The evangelical church’s understanding of the Holy Spirit has been mangled. Biblical truth has been depreciated and in its place have come bizarre things attributed to the Holy Spirit by people who have, in many cases, absolutely no relationship to the Holy Spirit whatsoever. Endless assaults are waged on His person and His work coming out of that third column. This movement has kidnapped the Holy Spirit and held Him hostage, and all criticisms of their aberrations and blasphemies are denounced by them as being divisive, unloving, and intolerant.
Obviously, thinking through all of this over the last three months and preaching all of this has stirred my own heart and hearts of people around me who are saying, “We need to do a book on this, we need to bring this to light, it’s been a long time since Charismatic Chaos came out, this needs to be addressed,” and so we’ve decided to do that.

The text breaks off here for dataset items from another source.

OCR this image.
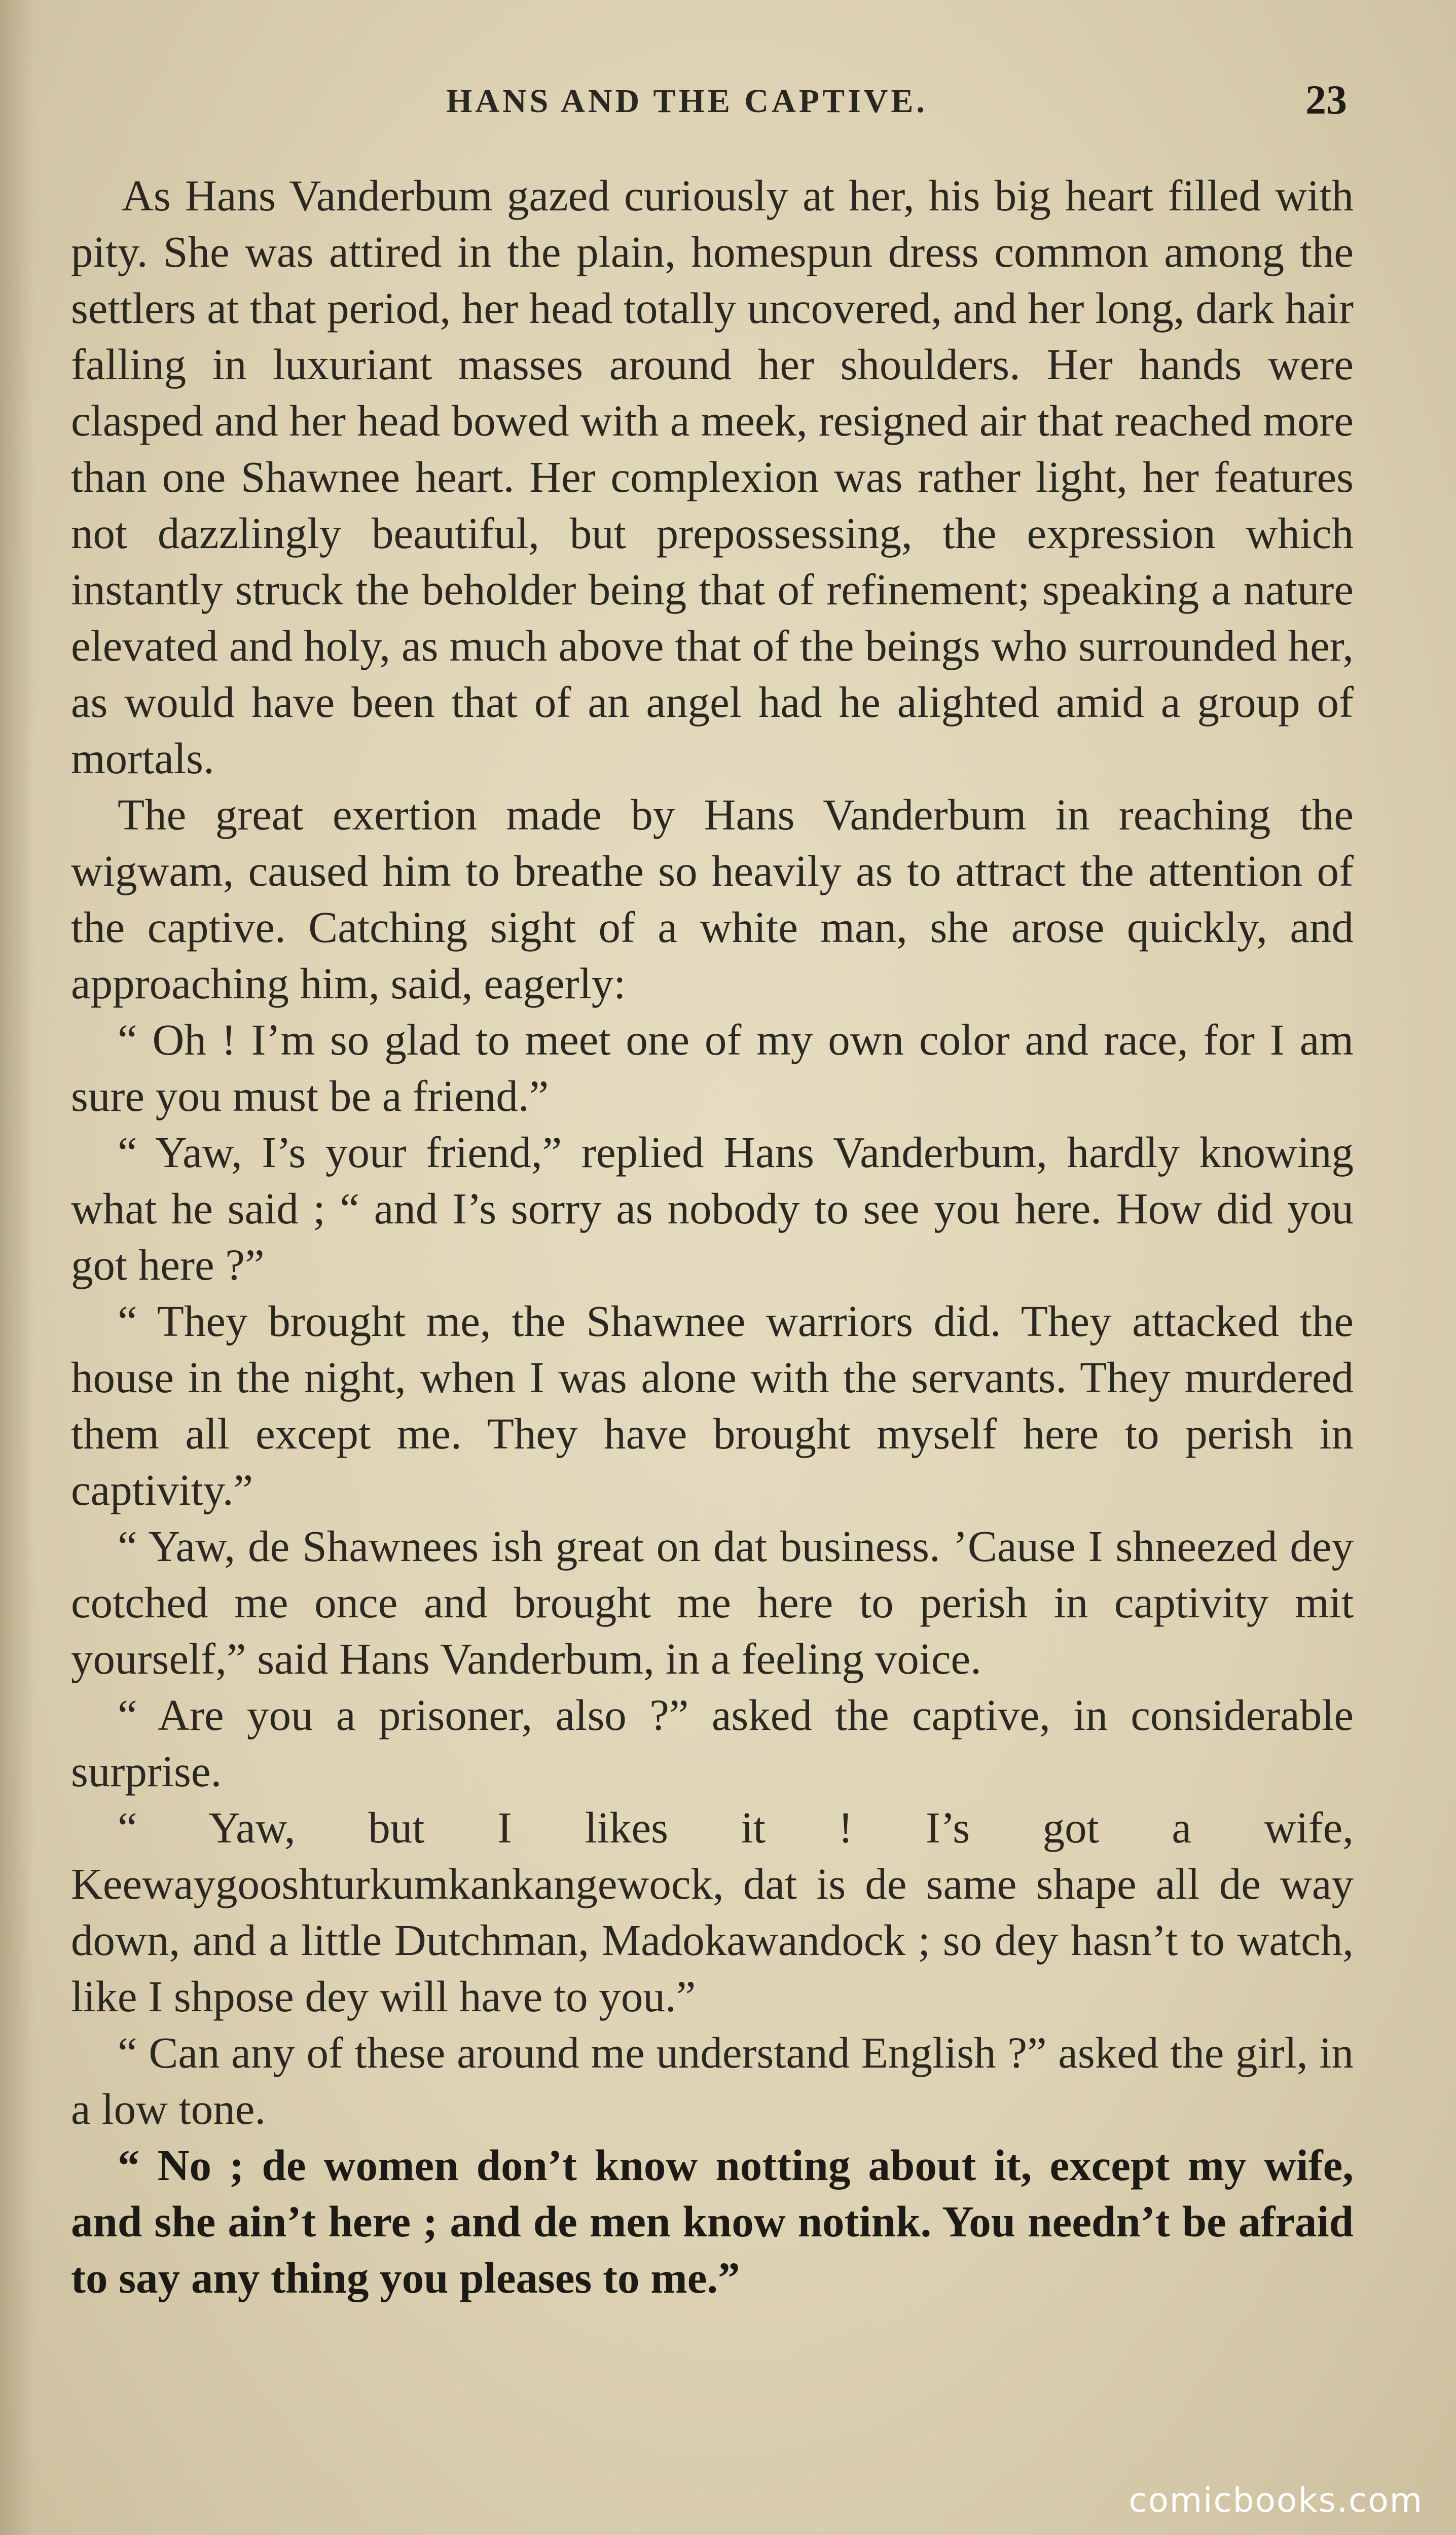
HANS AND THE CAPTIVE.	23

As Hans Vanderbum gazed curiously at her, his big heart filled with pity. She was attired in the plain, homespun dress common among the settlers at that period, her head totally uncovered, and her long, dark hair falling in luxuriant masses around her shoulders. Her hands were clasped and her head bowed with a meek, resigned air that reached more than one Shawnee heart. Her complexion was rather light, her features not dazzlingly beautiful, but prepossessing, the expression which instantly struck the beholder being that of refinement; speaking a nature elevated and holy, as much above that of the beings who surrounded her, as would have been that of an angel had he alighted amid a group of mortals.

The great exertion made by Hans Vanderbum in reaching the wigwam, caused him to breathe so heavily as to attract the attention of the captive. Catching sight of a white man, she arose quickly, and approaching him, said, eagerly:

“ Oh ! I’m so glad to meet one of my own color and race, for I am sure you must be a friend.”

“ Yaw, I’s your friend,” replied Hans Vanderbum, hardly knowing what he said ; “ and I’s sorry as nobody to see you here. How did you got here ?”

“ They brought me, the Shawnee warriors did. They attacked the house in the night, when I was alone with the servants. They murdered them all except me. They have brought myself here to perish in captivity.”

“ Yaw, de Shawnees ish great on dat business. ’Cause I shneezed dey cotched me once and brought me here to perish in captivity mit yourself,” said Hans Vanderbum, in a feeling voice.

“ Are you a prisoner, also ?” asked the captive, in considerable surprise.

“ Yaw, but I likes it ! I’s got a wife, Keewaygooshturkumkankangewock, dat is de same shape all de way down, and a little Dutchman, Madokawandock ; so dey hasn’t to watch, like I shpose dey will have to you.”

“ Can any of these around me understand English ?” asked the girl, in a low tone.

“ No ; de women don’t know notting about it, except my wife, and she ain’t here ; and de men know notink. You needn’t be afraid to say any thing you pleases to me.”

comicbooks.com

But one of the compelling reasons to do that was the fact that we had a discussion the other day and it was brought to our attention that in searching the literature on the Holy Spirit and the things that are being ascribed to the Spirit today that are not true about Him and about His works, the doctrine of the Holy Spirit has gone, in a sense, unprotected. The truth of the Holy Spirit has gone unaffirmed, in this sense, that it was the – maybe the early or mid-1990s since there was any definitive book produced on the true person and work of the Holy Spirit. Evangelicals have gone silent on this issue under the intimidation of that third column. This is unacceptable. We cannot allow this to go on, the Holy Spirit to be grieved, quenched, insulted, and blasphemed.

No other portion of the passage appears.